# Create a SQL table from a dataframe

A dataframe can be used to create a temporary table. A temporary table is one that will not exist after the session ends. Spark documentation also refers to this type of table as a SQL temporary view. In the documentation this is referred to as to register the dataframe as a SQL temporary view. This command is called on the dataframe itself, and creates a table if it does not already exist, replacing it with the current data from the dataframe if it does already exist.

In [1]:
from pyspark.sql import SparkSession

# Create a SparkSession
spark = SparkSession.builder \
    .appName("example") \
    .getOrCreate()

In [6]:
# Load trainsched.txt
df = spark.read.csv("dataset/trainsched.txt", header=True)

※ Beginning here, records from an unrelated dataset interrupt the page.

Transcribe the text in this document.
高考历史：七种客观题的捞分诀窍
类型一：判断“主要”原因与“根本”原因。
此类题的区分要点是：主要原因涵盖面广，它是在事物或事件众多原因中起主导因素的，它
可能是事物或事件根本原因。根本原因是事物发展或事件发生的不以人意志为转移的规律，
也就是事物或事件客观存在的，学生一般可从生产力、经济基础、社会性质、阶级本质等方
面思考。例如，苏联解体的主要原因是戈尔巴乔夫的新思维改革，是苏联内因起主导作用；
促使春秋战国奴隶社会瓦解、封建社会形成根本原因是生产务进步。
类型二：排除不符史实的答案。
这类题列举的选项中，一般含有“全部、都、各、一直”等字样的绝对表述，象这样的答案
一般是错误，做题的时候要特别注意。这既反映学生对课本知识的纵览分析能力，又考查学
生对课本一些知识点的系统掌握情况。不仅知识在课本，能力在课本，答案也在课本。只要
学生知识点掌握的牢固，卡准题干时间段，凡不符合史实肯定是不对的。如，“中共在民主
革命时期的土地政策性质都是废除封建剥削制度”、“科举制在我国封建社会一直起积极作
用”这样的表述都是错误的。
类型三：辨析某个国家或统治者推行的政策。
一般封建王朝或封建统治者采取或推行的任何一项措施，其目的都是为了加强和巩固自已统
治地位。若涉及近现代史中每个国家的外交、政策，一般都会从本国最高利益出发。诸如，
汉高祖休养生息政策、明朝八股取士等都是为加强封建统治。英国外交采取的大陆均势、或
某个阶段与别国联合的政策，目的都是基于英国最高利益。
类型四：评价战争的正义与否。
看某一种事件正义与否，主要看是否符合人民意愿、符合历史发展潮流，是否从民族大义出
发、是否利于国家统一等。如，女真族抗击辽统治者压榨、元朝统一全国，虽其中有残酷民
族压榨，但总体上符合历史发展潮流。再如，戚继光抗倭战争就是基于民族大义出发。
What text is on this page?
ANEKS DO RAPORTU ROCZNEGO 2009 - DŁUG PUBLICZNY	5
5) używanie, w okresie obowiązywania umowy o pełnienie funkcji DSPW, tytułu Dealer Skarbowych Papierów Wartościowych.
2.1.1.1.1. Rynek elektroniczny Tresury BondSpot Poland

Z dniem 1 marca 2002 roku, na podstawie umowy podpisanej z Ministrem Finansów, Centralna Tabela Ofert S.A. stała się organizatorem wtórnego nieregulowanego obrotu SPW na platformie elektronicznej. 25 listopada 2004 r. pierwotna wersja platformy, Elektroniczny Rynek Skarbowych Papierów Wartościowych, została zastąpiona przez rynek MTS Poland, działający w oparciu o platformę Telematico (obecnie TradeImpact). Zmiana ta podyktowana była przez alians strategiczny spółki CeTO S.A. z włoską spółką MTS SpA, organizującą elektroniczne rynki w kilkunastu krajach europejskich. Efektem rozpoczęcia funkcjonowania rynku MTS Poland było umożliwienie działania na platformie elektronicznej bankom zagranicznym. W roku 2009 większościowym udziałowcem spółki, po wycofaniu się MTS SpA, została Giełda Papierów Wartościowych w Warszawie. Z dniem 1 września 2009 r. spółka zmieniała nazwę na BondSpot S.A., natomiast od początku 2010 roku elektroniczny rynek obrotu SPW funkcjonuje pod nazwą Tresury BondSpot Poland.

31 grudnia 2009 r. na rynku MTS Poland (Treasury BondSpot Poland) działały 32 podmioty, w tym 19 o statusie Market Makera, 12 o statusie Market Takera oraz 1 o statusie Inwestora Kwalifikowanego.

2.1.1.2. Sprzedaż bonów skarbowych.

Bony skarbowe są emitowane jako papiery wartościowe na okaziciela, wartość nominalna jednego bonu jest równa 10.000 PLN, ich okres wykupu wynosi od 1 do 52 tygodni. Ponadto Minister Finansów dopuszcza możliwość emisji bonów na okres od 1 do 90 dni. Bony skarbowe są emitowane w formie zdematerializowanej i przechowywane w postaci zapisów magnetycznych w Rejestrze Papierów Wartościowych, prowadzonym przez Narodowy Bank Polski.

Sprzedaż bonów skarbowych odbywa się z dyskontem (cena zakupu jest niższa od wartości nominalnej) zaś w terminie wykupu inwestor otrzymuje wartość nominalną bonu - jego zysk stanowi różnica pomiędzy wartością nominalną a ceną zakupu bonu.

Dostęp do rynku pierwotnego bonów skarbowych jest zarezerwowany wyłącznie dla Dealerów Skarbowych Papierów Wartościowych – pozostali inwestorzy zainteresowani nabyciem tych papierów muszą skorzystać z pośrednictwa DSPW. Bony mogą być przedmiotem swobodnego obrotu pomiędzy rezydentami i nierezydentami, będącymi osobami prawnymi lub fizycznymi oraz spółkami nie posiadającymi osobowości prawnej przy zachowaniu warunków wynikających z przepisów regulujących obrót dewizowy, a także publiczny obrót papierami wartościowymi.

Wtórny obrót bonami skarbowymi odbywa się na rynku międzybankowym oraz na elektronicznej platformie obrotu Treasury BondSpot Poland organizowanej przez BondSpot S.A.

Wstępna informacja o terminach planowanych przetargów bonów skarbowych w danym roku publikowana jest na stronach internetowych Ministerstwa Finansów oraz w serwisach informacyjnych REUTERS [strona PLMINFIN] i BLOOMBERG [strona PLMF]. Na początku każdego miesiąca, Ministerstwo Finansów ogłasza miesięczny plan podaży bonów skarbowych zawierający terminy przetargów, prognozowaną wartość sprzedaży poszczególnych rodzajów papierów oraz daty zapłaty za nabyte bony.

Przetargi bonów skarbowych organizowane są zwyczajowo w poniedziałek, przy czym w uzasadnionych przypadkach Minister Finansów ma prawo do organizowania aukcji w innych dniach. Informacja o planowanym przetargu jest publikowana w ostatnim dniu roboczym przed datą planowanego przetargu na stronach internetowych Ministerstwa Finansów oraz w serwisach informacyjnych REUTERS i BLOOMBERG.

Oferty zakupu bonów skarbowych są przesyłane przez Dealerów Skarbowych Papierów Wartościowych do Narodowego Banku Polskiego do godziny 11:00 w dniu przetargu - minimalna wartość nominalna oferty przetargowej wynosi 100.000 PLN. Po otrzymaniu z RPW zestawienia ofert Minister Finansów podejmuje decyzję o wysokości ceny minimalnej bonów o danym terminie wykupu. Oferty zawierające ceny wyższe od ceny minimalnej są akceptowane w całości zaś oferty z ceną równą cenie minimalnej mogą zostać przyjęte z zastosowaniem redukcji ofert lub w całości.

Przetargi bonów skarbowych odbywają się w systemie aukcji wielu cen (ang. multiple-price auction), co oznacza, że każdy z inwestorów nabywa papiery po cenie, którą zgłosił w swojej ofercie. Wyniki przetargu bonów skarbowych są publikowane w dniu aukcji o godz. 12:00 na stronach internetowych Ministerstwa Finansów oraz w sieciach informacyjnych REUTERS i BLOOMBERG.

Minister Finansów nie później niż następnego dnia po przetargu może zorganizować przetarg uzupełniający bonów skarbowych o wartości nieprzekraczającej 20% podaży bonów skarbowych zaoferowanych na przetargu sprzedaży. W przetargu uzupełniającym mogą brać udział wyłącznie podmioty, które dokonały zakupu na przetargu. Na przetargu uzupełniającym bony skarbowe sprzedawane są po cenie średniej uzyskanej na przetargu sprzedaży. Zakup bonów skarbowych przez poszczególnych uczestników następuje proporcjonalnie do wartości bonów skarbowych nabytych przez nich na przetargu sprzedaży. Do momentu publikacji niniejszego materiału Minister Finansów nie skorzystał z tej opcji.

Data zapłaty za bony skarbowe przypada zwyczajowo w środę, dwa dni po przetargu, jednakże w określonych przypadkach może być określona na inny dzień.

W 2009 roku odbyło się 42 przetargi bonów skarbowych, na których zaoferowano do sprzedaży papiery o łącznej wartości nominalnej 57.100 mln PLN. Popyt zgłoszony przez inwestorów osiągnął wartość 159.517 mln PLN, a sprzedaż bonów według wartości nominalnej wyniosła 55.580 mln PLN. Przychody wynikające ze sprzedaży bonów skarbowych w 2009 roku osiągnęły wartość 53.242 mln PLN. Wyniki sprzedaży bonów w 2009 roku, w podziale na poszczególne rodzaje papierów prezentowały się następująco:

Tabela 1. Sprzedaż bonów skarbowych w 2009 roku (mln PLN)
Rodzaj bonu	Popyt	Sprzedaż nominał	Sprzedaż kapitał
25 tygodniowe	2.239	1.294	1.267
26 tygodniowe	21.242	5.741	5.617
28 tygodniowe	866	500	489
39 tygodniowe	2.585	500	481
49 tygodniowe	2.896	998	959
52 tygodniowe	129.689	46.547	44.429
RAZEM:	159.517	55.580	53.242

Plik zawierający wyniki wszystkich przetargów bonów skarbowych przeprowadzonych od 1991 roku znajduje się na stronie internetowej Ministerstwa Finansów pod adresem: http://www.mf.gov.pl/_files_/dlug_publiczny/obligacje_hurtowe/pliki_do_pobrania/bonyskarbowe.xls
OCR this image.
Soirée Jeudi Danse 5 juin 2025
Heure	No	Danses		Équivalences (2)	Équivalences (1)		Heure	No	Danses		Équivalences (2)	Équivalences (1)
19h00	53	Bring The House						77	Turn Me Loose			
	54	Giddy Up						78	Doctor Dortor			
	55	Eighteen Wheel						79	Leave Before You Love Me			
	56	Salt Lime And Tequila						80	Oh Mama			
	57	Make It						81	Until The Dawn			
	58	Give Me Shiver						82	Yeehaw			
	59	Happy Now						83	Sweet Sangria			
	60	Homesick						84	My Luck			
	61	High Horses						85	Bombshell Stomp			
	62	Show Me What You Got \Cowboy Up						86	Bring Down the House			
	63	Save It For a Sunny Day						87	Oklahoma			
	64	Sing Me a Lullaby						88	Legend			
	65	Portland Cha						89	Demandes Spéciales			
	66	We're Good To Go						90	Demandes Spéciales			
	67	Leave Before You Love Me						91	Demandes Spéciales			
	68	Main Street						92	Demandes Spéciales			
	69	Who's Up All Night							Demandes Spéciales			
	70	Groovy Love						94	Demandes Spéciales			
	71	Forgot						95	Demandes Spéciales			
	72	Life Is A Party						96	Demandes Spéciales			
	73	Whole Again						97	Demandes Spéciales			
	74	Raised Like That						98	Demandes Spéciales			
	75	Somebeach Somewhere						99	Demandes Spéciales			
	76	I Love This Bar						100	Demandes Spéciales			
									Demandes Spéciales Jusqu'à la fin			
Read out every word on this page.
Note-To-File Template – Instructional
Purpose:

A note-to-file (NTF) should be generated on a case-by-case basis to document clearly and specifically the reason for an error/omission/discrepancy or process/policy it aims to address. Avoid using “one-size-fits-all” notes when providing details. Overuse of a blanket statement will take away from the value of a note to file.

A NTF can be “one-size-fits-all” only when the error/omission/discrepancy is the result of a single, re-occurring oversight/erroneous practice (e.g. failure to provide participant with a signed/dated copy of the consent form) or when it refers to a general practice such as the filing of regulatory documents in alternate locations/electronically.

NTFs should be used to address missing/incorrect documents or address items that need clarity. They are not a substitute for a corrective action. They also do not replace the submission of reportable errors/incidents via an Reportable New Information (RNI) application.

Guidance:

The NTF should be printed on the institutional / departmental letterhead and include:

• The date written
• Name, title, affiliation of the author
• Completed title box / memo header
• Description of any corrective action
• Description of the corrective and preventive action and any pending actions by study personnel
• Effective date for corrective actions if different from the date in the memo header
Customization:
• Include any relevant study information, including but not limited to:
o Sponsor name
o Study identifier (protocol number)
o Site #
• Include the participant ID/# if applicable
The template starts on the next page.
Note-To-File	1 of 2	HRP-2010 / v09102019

# Create temporary table called table1
df.createOrReplaceTempView("schedule")

# Determine the column names of a table

This is important to know column names because in practice relational tables are typically provided without additional documentation giving the table schema.

In [7]:
# Inspect the columns in the table schedule
spark.sql("DESCRIBE schedule").show()

+--------+---------+-------+
|col_name|data_type|comment|
+--------+---------+-------+
|train_id|   string|   NULL|
| station|   string|   NULL|
|    time|   string|   NULL|
+--------+---------+-------+



# Running sums using window function SQL

A window function is like an aggregate function, except that it gives an output for every row in the dataset instead of a single row per group.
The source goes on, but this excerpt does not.